Identification in HIV-1
In HIV immunity, factors that potentially distinguish between protective and ineffective anti-HIV-1 immune responses and control disease progression relate to epitope-MHC binding as well as stability and affinity. Researchers at ProImmune recently supported a study carried out by Samantha Westrop and her colleagues at Imperial College to examine the details of HIV-1 CD8+ T-cell epitope recognition. This study used rapid peptide synthesis, Reveal binding and affinity assays, and ProVE Pentamer synthesis in conjunction with flow cytometry, as well as ELISpot analyses to discover new T-cell epitopes for HIV-1.
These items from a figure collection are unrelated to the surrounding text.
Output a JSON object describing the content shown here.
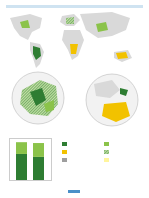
{
  "map": {
    "land_color": "#d9d9d9",
    "swatch_colors": [
      "#2e7d32",
      "#8bc34a",
      "#f2c200",
      "#c5e1a5",
      "#9e9e9e",
      "#fff59d"
    ]
  },
  "chart_data": {
    "type": "bar",
    "stacked": true,
    "categories": [
      null,
      null
    ],
    "series": [
      {
        "color": "#2e7d32",
        "values": [
          62,
          55
        ]
      },
      {
        "color": "#8bc34a",
        "values": [
          28,
          33
        ]
      }
    ],
    "ylim": [
      0,
      100
    ],
    "tick_labels": false
  }
}
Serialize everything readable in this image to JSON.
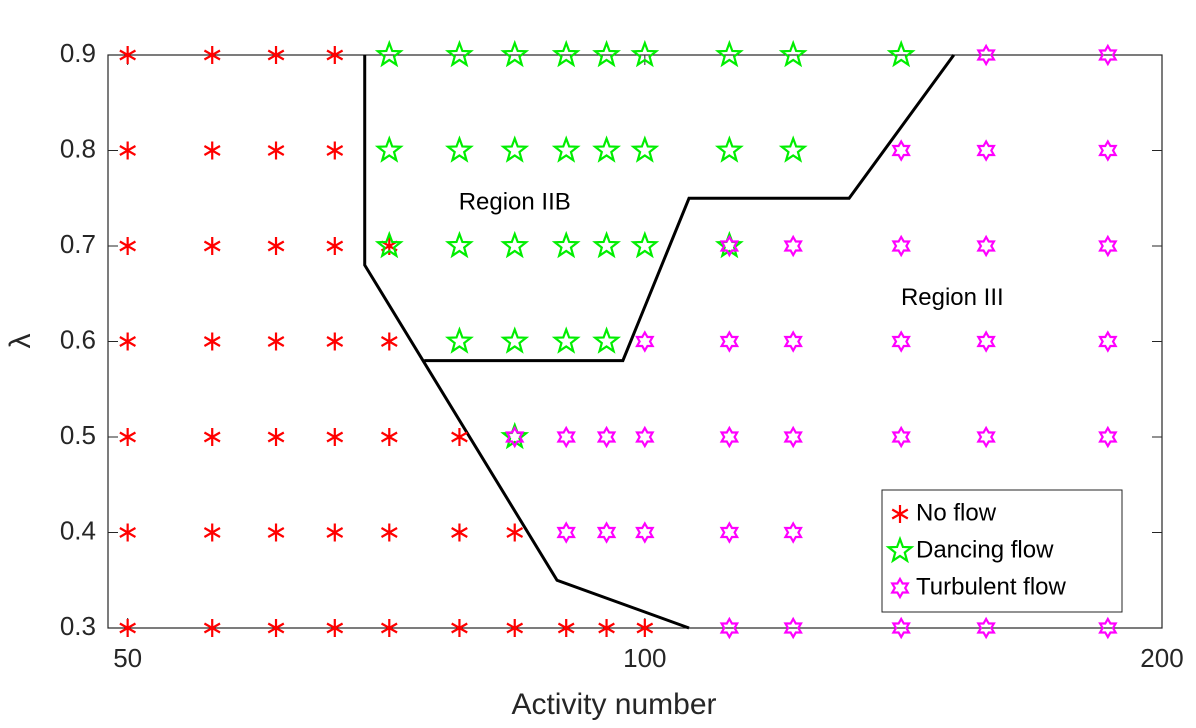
{
  "chart_data": {
    "type": "scatter",
    "xlabel": "Activity number",
    "ylabel": "λ",
    "xscale": "log",
    "xlim": [
      48.7,
      200
    ],
    "ylim": [
      0.3,
      0.9
    ],
    "xticks": [
      50,
      100,
      200
    ],
    "yticks": [
      0.3,
      0.4,
      0.5,
      0.6,
      0.7,
      0.8,
      0.9
    ],
    "legend": "lower right",
    "series": [
      {
        "name": "No flow",
        "color": "#ff0000",
        "marker": "asterisk",
        "x": [
          50,
          56,
          61,
          66,
          50,
          56,
          61,
          66,
          50,
          56,
          61,
          66,
          71,
          50,
          56,
          61,
          66,
          71,
          50,
          56,
          61,
          66,
          71,
          78,
          50,
          56,
          61,
          66,
          71,
          78,
          84,
          50,
          56,
          61,
          66,
          71,
          78,
          84,
          90,
          95,
          100
        ],
        "y": [
          0.9,
          0.9,
          0.9,
          0.9,
          0.8,
          0.8,
          0.8,
          0.8,
          0.7,
          0.7,
          0.7,
          0.7,
          0.7,
          0.6,
          0.6,
          0.6,
          0.6,
          0.6,
          0.5,
          0.5,
          0.5,
          0.5,
          0.5,
          0.5,
          0.4,
          0.4,
          0.4,
          0.4,
          0.4,
          0.4,
          0.4,
          0.3,
          0.3,
          0.3,
          0.3,
          0.3,
          0.3,
          0.3,
          0.3,
          0.3,
          0.3
        ]
      },
      {
        "name": "Dancing flow",
        "color": "#00ee00",
        "marker": "pentagram",
        "x": [
          71,
          78,
          84,
          90,
          95,
          100,
          112,
          122,
          141,
          71,
          78,
          84,
          90,
          95,
          100,
          112,
          122,
          71,
          78,
          84,
          90,
          95,
          100,
          112,
          78,
          84,
          90,
          95,
          84
        ],
        "y": [
          0.9,
          0.9,
          0.9,
          0.9,
          0.9,
          0.9,
          0.9,
          0.9,
          0.9,
          0.8,
          0.8,
          0.8,
          0.8,
          0.8,
          0.8,
          0.8,
          0.8,
          0.7,
          0.7,
          0.7,
          0.7,
          0.7,
          0.7,
          0.7,
          0.6,
          0.6,
          0.6,
          0.6,
          0.5
        ]
      },
      {
        "name": "Turbulent flow",
        "color": "#ff00ff",
        "marker": "hexagram",
        "x": [
          158,
          186,
          141,
          158,
          186,
          112,
          122,
          141,
          158,
          186,
          100,
          112,
          122,
          141,
          158,
          186,
          84,
          90,
          95,
          100,
          112,
          122,
          141,
          158,
          186,
          90,
          95,
          100,
          112,
          122,
          112,
          122,
          141,
          158,
          186
        ],
        "y": [
          0.9,
          0.9,
          0.8,
          0.8,
          0.8,
          0.7,
          0.7,
          0.7,
          0.7,
          0.7,
          0.6,
          0.6,
          0.6,
          0.6,
          0.6,
          0.6,
          0.5,
          0.5,
          0.5,
          0.5,
          0.5,
          0.5,
          0.5,
          0.5,
          0.5,
          0.4,
          0.4,
          0.4,
          0.4,
          0.4,
          0.3,
          0.3,
          0.3,
          0.3,
          0.3
        ]
      }
    ],
    "lines": [
      {
        "color": "#000000",
        "x": [
          68.7,
          68.7,
          88.9,
          106.1
        ],
        "y": [
          0.9,
          0.68,
          0.35,
          0.3
        ]
      },
      {
        "color": "#000000",
        "x": [
          74.4,
          97.1,
          106.1,
          131.5,
          151.3
        ],
        "y": [
          0.58,
          0.58,
          0.75,
          0.75,
          0.9
        ]
      }
    ],
    "annotations": [
      {
        "text": "Region IIB",
        "x": 84,
        "y": 0.745
      },
      {
        "text": "Region III",
        "x": 151,
        "y": 0.645
      }
    ]
  }
}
The rate of HIV-1 disease progression is also influenced by the genetic profile of an individual. For example, individuals with HLA-B35 and HLA-B8 profiles have been associated with an increased rate of disease progression in HIV-1+ infections. To discover possible reasons for this rapid disease progression, ProImmune’s methods were used to investigate the HIV-1 Gag peptide-specific CD8+ T-cell immune response mounted by HLA-B35+ individuals. Initially, forty-four 9-mer HIV-1 Gag peptides were synthesized as a PEPscreen® Custom Peptide Library, and were assessed for binding to B*35:01 using the Reveal MHC-peptide binding assay.
The results implicated 12 peptides as potential epitopes (Figure 1), and these were further analyzed with the Reveal rate assay to determine their rates of dissociation from the MHC complex. Two of the 9-mer peptides, YPLTSLRSL (peptide 1) and HPVHAGPIA (peptide 8) were found to form a stable complex with B*35:01, indicating that these may be potential novel epitopes.